Quel pataquès ! À ne rien y comprendre. C’est l’histoire du marché de ce dernier jeudi, qui devait retrouver sa forme habituelle après la sortie du confinement. La mairie avait décidé de le rouvrir en prenant de nombreuses précautions sanitaires.

Mais mercredi, en fin d’après midi, on apprend que le marché n’est pas maintenu, préfecture et municipalité se renvoyant la balle de la responsabilité de la décision.

Remontons le fil de cette journée de mercredi. Le matin, réunion en sous-préfecture. Pour la municipalité, Jean-Michel Ribas détaille les mesures de protection sanitaire prévues.

La sous-préfète veut un courrier du maire sollicitant la réouverture du marché. Il lui est adressé. Et dans l’après-midi, tombe la réponse. "Après avoir étudié les conditions d’organisation du marché et des mesures de sécurité prévues et qu’a exposées M. Ribas, au vu du plan élaboré, nous avons conclu à l’impossibilité de maintenir le marché du 14 mai, au regard de l’étendue des quatre zones d’implantation, leur porosité, le nombre de commerçants estimés (120) et le haut niveau de fréquentation attendu.", écrit en substance Pascale Rodrigo. Ne sont tolérés que trois points de livraison de produits, comme les jeudis précédents. Restait alors aux élus à prévenir les marchands de l’annulation du marché.

À la dernière minute. Mais tous n’ont pu être joints. Et hier matin, forte tension sur le marché, avec la police municipale qui interdisait le déballage à ceux qui n’y étaient pas autorisés.

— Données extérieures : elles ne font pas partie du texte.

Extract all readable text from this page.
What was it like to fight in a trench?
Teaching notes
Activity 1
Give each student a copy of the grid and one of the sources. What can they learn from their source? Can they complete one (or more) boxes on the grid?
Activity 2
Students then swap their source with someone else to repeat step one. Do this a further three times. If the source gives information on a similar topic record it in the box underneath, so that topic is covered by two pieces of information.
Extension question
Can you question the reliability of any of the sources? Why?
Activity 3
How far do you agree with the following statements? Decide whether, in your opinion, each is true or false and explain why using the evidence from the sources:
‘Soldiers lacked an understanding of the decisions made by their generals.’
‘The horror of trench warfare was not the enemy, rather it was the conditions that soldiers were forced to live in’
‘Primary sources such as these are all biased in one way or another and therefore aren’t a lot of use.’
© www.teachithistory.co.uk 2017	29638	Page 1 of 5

Certains sont repartis, mais d’autres se sont quand même installés, même pour des produits non alimentaires (vêtements chaussures), place Notre-Dame, place André-Lescure, dans et autour de la halle et sur les allées Aristide-Briand. Sans que leur colère ne s’estompe.

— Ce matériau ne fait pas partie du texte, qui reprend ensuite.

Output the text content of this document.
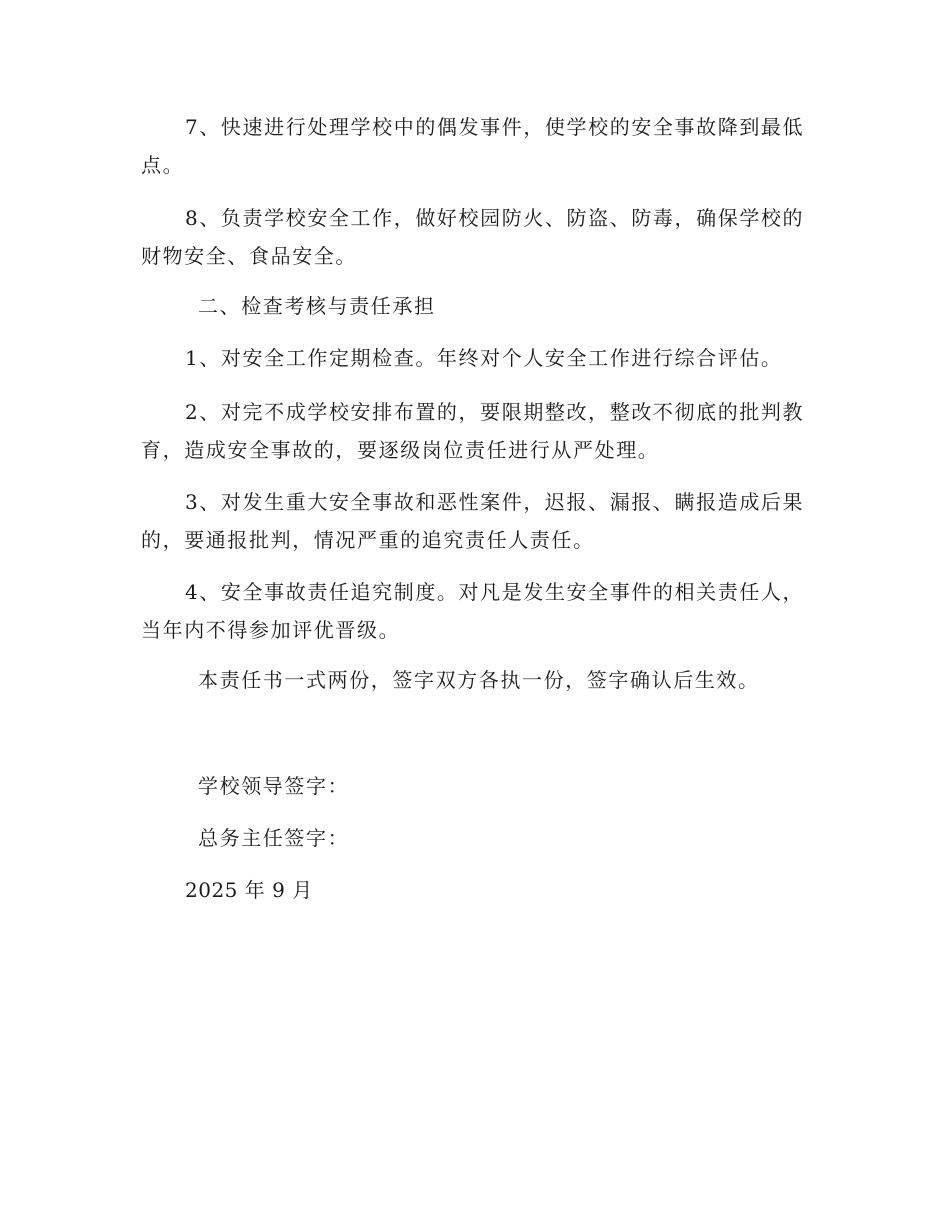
7、快速进行处理学校中的偶发事件，使学校的安全事故降到最低点。

8、负责学校安全工作，做好校园防火、防盗、防毒，确保学校的财物安全、食品安全。

二、检查考核与责任承担

1、对安全工作定期检查。年终对个人安全工作进行综合评估。

2、对完不成学校安排布置的，要限期整改，整改不彻底的批判教育，造成安全事故的，要逐级岗位责任进行从严处理。

3、对发生重大安全事故和恶性案件，迟报、漏报、瞒报造成后果的，要通报批判，情况严重的追究责任人责任。

4、安全事故责任追究制度。对凡是发生安全事件的相关责任人，当年内不得参加评优晋级。

本责任书一式两份，签字双方各执一份，签字确认后生效。

学校领导签字：

总务主任签字：

2025 年 9 月
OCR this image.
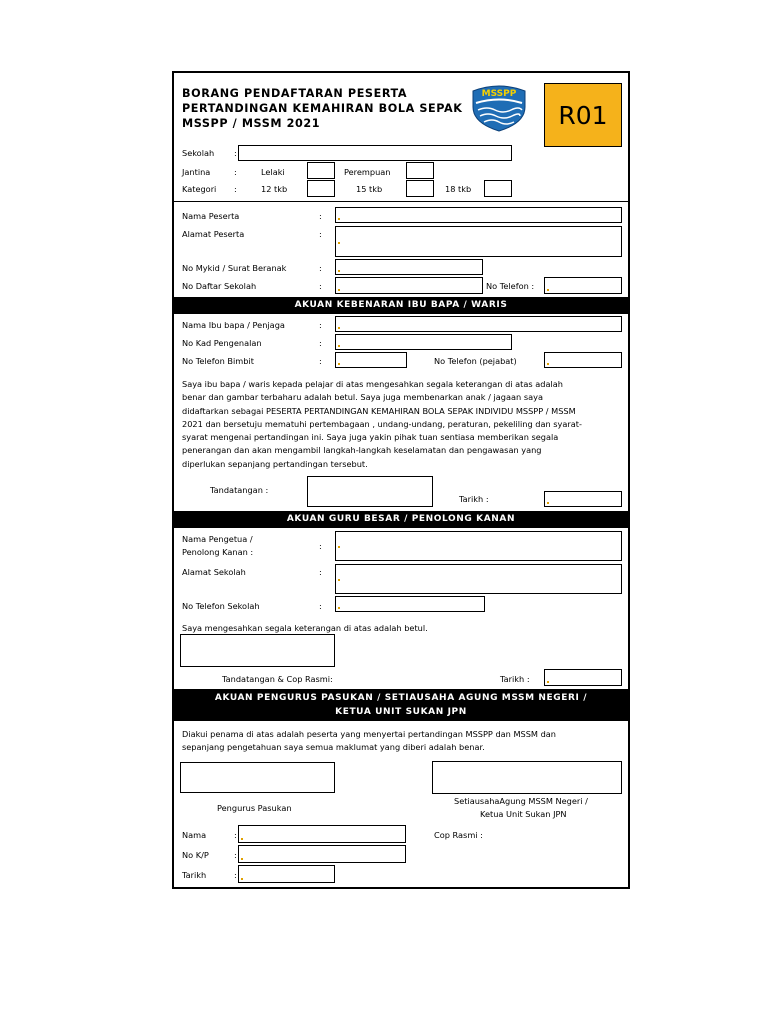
BORANG PENDAFTARAN PESERTA
PERTANDINGAN KEMAHIRAN BOLA SEPAK
MSSPP / MSSM 2021
MSSPP
R01
Sekolah :
Jantina	:	Lelaki	Perempuan
Kategori :	12 tkb	15 tkb	18 tkb
Nama Peserta	:
Alamat Peserta	:
No Mykid / Surat Beranak	:
No Daftar Sekolah	:	No Telefon :
AKUAN KEBENARAN IBU BAPA / WARIS
Nama Ibu bapa / Penjaga	:
No Kad Pengenalan	:
No Telefon Bimbit	:	No Telefon (pejabat)
Saya ibu bapa / waris kepada pelajar di atas mengesahkan segala keterangan di atas adalah
benar dan gambar terbaharu adalah betul. Saya juga membenarkan anak / jagaan saya
didaftarkan sebagai PESERTA PERTANDINGAN KEMAHIRAN BOLA SEPAK INDIVIDU MSSPP / MSSM
2021 dan bersetuju mematuhi pertembagaan , undang-undang, peraturan, pekeliling dan syarat-
syarat mengenai pertandingan ini. Saya juga yakin pihak tuan sentiasa memberikan segala
penerangan dan akan mengambil langkah-langkah keselamatan dan pengawasan yang
diperlukan sepanjang pertandingan tersebut.
Tandatangan :
Tarikh :
AKUAN GURU BESAR / PENOLONG KANAN
Nama Pengetua /
Penolong Kanan :
:
Alamat Sekolah	:
No Telefon Sekolah	:
Saya mengesahkan segala keterangan di atas adalah betul.
Tandatangan & Cop Rasmi:	Tarikh :
AKUAN PENGURUS PASUKAN / SETIAUSAHA AGUNG MSSM NEGERI /
KETUA UNIT SUKAN JPN
Diakui penama di atas adalah peserta yang menyertai pertandingan MSSPP dan MSSM dan
sepanjang pengetahuan saya semua maklumat yang diberi adalah benar.
Pengurus Pasukan
SetiausahaAgung MSSM Negeri /
Ketua Unit Sukan JPN
Nama	:	Cop Rasmi :
No K/P	:
Tarikh	:
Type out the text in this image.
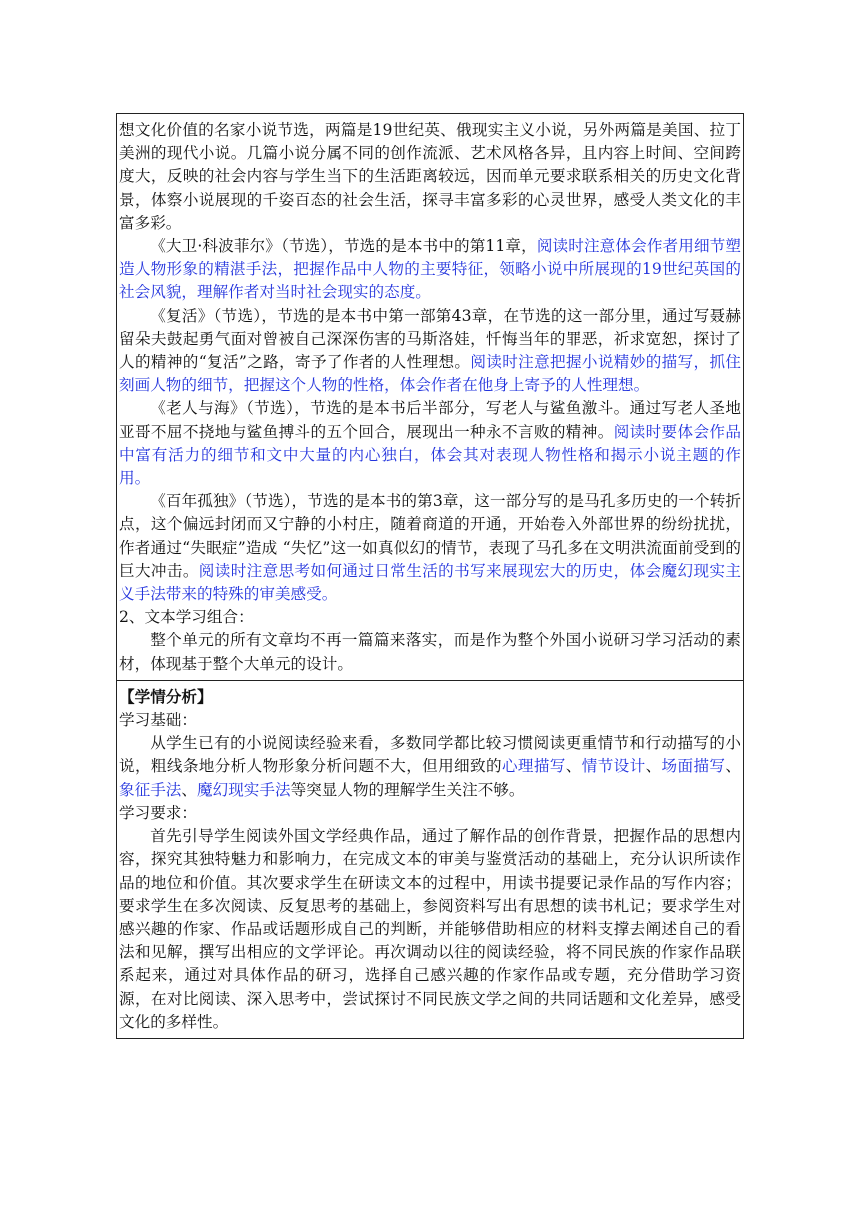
想文化价值的名家小说节选，两篇是19世纪英、俄现实主义小说，另外两篇是美国、拉丁美洲的现代小说。几篇小说分属不同的创作流派、艺术风格各异，且内容上时间、空间跨度大，反映的社会内容与学生当下的生活距离较远，因而单元要求联系相关的历史文化背景，体察小说展现的千姿百态的社会生活，探寻丰富多彩的心灵世界，感受人类文化的丰富多彩。

《大卫·科波菲尔》（节选），节选的是本书中的第11章，阅读时注意体会作者用细节塑造人物形象的精湛手法，把握作品中人物的主要特征，领略小说中所展现的19世纪英国的社会风貌，理解作者对当时社会现实的态度。

《复活》（节选），节选的是本书中第一部第43章，在节选的这一部分里，通过写聂赫留朵夫鼓起勇气面对曾被自己深深伤害的马斯洛娃，忏悔当年的罪恶，祈求宽恕，探讨了人的精神的“复活”之路，寄予了作者的人性理想。阅读时注意把握小说精妙的描写，抓住刻画人物的细节，把握这个人物的性格，体会作者在他身上寄予的人性理想。

《老人与海》（节选），节选的是本书后半部分，写老人与鲨鱼激斗。通过写老人圣地亚哥不屈不挠地与鲨鱼搏斗的五个回合，展现出一种永不言败的精神。阅读时要体会作品中富有活力的细节和文中大量的内心独白，体会其对表现人物性格和揭示小说主题的作用。

《百年孤独》（节选），节选的是本书的第3章，这一部分写的是马孔多历史的一个转折点，这个偏远封闭而又宁静的小村庄，随着商道的开通，开始卷入外部世界的纷纷扰扰，作者通过“失眠症”造成 “失忆”这一如真似幻的情节，表现了马孔多在文明洪流面前受到的巨大冲击。阅读时注意思考如何通过日常生活的书写来展现宏大的历史，体会魔幻现实主义手法带来的特殊的审美感受。

2、文本学习组合：

整个单元的所有文章均不再一篇篇来落实，而是作为整个外国小说研习学习活动的素材，体现基于整个大单元的设计。

【学情分析】

学习基础：

从学生已有的小说阅读经验来看，多数同学都比较习惯阅读更重情节和行动描写的小说，粗线条地分析人物形象分析问题不大，但用细致的心理描写、情节设计、场面描写、象征手法、魔幻现实手法等突显人物的理解学生关注不够。

学习要求：

首先引导学生阅读外国文学经典作品，通过了解作品的创作背景，把握作品的思想内容，探究其独特魅力和影响力，在完成文本的审美与鉴赏活动的基础上，充分认识所读作品的地位和价值。其次要求学生在研读文本的过程中，用读书提要记录作品的写作内容；要求学生在多次阅读、反复思考的基础上，参阅资料写出有思想的读书札记；要求学生对感兴趣的作家、作品或话题形成自己的判断，并能够借助相应的材料支撑去阐述自己的看法和见解，撰写出相应的文学评论。再次调动以往的阅读经验，将不同民族的作家作品联系起来，通过对具体作品的研习，选择自己感兴趣的作家作品或专题，充分借助学习资源，在对比阅读、深入思考中，尝试探讨不同民族文学之间的共同话题和文化差异，感受文化的多样性。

"C’est complètement illégal de nous empêcher de travailler. Les commerces sont ouverts. Pourquoi nous, ne pourrions-nous pas déballer. Le marché de Villefranche est l’un des plus gros, il concourt à l’attractivité de la ville. il faut réamorcer la pompe et nous laisser travailler. C’est notre gagne-pain", s’emportait Patrick Pellat.

Même ton pour Maud Lagarrigue, la volaillère de Vabre-Tizac qui s’était exilée place Bernard-Lhez. "Quand j’ai été avertie, et encore par un client, j’avais tué cent volailles. J’en fais quoi. Je suis très en colère."

Brigitte Mazars dénonçait aussi la décision. "Aujourd’hui, les marchés sont ouverts, dans la mesure où les mairies mettent en place toutes les dispositions sanitaires. Ce qui est le cas à Villefranche. Pourquoi alors ne pas les autoriser. On a joué la transparence. Cela nous retombe dessus. Ce sont les producteurs qui payent les chicaneries".

Gérard Lacassagne, le Monsieur marché de la municipalité Roques, ne comprend pas non plus. "Nous avons pris toutes les mesures recommandées, que l’on a essayé d’adapter à la situation géographique de notre marché."

En revanche, il dit "comprendre le mécontentement des producteurs".

Et jeudi prochain, jeudi de l’Ascension, on fait comment ?

La sous-préfète a proposé une solution alternative, au Saint-Jean. "avec une trentaine d’exposants et le comptage des clients afin de ne pas dépasser cent personnes". Pas sûr que cela convienne aux vendeurs, qui ont promis de déballer, autorisation ou pas. "Il est sûr qu’à l’avenir on ne pourra pas les empêcher", estime Gérard Lacassagne.

Ce qui a été le cas hier, pour un marché qui, finalement, a repris une partie de son aspect habituel.